I recently read that "becoming a UX leader means knowing the principles of good design and how to identify and create good design in your own work."
I like this statement because it acknowledges that there are defined principles involved in design, that it’s not simply a matter of personal taste. Most people think they’re a better than average driver. Many also believe that their opinion about what constitutes a good design is as valuable as the trained designer’s. It's not...though it's often hard to explain that without sounding snooty.
Good design is non-obvious
Stated another way, good design stays out of the user’s way; it doesn’t call attention to itself yelling “look at me, I’m a clever design!” With the perspective of time, it’s now clear why so many early web interfaces were poorly received. I remember all of the circular menus and skeuomorphic designs that tried to mimic familiar real world objects. Early web designs seemed to go out of their way to pack as much gibberish as they could into a viewport (perhaps satisfying the science fiction dreams of their builders). Remember all of those interfaces designed to look like warp drive control panels? Buttons that were made to look like raised glass beads? Those elements all drew attention to themselves. They screamed at the user. They were so obvious that they came between the user and the content they were trying to access.
Modern designs strive to pare everything away but the bare essentials. Only show one or two main actions per screen. Limit the color palette. Allow plenty of white space between screen elements. Don’t force the user to deal with overwhelming cognitive load. Reduce. Reduce.
In the 1960s and 70s, industrial designer Dieter Rams took complex devices like console stereos and removed all visual flourishes in favor of flat surfaces and clearly labeled controls. Successful modern web apps follow this approach. With such a small screen area to work with, with screens being scarcely larger than the user’s hand, no other approach is viable.
Early web designers thought that a new visual language had to be invented for the web. In the end, a new visual paradigm was invented, but it wasn’t as dramatically different from print design as everyone thought it would be. As web design gelled, the conventions that became established were remarkably similar to those that had been found in books for hundreds of years: here’s an interactive table of contents; here’s a heading at the top of the page; here’s a pull quote; here’s a bulleted list. Even online, people still read left to right and top to bottom (at least in Western culture).

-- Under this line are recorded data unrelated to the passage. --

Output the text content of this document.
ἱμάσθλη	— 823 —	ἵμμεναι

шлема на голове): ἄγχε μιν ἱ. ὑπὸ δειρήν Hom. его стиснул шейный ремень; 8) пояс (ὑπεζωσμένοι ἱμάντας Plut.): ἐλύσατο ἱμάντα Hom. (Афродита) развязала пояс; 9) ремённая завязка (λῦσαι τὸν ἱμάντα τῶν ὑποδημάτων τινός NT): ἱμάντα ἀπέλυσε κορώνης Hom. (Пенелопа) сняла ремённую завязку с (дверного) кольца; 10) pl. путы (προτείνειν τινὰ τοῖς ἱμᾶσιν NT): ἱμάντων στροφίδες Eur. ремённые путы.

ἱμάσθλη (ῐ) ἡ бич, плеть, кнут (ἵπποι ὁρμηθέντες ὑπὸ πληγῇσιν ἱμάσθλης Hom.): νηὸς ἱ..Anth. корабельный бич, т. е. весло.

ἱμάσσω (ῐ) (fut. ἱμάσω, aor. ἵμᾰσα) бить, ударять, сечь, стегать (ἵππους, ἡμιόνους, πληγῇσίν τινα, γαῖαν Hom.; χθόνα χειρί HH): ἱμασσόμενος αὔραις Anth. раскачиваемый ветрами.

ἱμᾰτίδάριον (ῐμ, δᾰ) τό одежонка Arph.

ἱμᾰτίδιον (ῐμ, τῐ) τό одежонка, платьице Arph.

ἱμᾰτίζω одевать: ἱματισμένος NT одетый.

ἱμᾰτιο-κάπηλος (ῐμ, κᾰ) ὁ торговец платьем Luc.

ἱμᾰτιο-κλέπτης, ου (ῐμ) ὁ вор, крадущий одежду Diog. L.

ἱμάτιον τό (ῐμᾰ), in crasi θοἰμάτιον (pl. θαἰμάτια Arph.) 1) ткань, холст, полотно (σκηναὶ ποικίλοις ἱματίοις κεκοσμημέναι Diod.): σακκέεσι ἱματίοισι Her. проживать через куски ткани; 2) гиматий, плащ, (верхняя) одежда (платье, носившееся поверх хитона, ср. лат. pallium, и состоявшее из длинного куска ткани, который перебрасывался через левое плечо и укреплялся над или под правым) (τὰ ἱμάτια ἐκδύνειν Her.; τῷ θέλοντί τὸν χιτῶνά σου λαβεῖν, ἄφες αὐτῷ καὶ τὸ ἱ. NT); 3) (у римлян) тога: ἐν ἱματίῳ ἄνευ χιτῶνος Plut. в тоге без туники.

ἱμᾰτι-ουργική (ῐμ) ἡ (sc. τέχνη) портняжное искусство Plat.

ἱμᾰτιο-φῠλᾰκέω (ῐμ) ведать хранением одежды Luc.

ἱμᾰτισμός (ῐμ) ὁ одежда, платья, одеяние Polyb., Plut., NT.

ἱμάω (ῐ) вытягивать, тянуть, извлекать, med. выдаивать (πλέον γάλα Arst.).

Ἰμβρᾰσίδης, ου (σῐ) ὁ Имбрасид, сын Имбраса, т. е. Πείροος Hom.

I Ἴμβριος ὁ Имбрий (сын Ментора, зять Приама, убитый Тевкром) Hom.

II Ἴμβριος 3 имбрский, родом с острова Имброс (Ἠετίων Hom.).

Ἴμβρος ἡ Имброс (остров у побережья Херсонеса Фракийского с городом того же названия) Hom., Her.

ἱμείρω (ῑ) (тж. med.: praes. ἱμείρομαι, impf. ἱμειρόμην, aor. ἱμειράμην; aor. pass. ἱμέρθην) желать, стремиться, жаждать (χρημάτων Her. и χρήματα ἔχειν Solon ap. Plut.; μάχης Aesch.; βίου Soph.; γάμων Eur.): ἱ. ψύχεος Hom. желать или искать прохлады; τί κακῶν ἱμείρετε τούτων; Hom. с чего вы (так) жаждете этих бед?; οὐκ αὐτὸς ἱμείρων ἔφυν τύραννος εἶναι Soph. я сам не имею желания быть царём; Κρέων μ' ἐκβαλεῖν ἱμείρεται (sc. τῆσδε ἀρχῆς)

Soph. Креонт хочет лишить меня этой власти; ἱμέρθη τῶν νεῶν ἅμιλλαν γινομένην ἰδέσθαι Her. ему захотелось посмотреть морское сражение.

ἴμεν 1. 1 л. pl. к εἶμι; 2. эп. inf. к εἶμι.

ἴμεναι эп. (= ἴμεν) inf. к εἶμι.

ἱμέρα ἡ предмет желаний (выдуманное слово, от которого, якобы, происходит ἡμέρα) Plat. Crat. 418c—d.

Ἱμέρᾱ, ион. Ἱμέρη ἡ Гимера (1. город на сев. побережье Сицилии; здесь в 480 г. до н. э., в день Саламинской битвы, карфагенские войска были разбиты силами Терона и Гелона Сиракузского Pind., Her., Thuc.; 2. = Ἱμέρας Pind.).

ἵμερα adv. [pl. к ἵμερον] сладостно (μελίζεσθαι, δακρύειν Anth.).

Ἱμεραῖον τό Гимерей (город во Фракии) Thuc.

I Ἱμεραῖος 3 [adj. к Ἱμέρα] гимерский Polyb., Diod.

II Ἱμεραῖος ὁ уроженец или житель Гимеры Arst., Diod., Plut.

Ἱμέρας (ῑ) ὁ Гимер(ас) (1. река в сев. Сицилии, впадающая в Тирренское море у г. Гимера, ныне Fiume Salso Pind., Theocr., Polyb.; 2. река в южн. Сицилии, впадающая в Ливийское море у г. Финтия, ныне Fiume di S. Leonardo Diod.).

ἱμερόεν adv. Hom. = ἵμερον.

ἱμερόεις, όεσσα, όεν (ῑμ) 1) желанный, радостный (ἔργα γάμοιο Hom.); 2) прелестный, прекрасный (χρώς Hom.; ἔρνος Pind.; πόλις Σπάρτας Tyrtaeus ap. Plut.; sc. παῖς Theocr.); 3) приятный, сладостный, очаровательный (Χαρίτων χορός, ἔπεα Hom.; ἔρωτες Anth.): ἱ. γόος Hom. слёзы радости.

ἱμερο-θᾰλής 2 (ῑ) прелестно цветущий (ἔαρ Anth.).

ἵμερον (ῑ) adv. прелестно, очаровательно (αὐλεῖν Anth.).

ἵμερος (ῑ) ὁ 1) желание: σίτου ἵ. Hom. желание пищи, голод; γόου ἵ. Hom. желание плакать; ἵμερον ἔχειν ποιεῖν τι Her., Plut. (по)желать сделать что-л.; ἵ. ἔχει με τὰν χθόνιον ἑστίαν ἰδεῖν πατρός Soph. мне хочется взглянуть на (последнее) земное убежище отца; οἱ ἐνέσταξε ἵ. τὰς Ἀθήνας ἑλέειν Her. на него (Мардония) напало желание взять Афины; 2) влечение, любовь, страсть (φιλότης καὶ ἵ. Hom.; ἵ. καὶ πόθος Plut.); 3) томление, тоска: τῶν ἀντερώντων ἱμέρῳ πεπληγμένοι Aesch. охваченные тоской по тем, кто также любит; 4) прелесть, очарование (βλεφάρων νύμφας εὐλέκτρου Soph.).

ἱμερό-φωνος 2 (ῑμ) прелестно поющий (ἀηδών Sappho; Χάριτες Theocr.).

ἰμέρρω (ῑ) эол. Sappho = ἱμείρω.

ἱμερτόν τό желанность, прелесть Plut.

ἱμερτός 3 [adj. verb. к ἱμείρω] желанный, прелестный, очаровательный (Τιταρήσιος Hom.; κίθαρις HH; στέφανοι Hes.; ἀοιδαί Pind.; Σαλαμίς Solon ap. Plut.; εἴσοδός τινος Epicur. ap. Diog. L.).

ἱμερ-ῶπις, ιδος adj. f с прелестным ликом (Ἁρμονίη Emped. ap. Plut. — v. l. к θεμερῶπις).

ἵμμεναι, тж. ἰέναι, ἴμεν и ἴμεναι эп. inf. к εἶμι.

Functionality is necessary but not sufficient
How is it that some designers and developers who rely so heavily on the good design of their iPhones, Androids, and other consumer technologies still deliver solutions that aren't easily understood without a manual, special training, or a call to the help desk?
What I’ve seen in my own career is that software developers that handle the heavy lifting of coding and databases see an application as successful if it works. Period. If the controls are there that allow the user to complete the tasks written in the specification, their mission is accomplished. This is how IT products were allowed to leave the delivery floor for decades. It was imagined that technical people would be the primary users. The software worked, what more do you want? Only when IT products fell into the hands of the broad public did this change.
If you want wide adoption, an IT product has to offer the same type of emotional appeal as any other consumer product: it must be functional, it must appear simple, it must be attractive, it must be pleasing (good design creates emotion). These aren’t the kinds of qualities that a software developer can deliver. It requires a different skill set. When this began to sink in with technology companies, visual designers were brought in to help. Later, the user experience field developed. UX had always been applied to physical objects but it took decades for anyone to realize that they could--and should--be applied to IT products as well.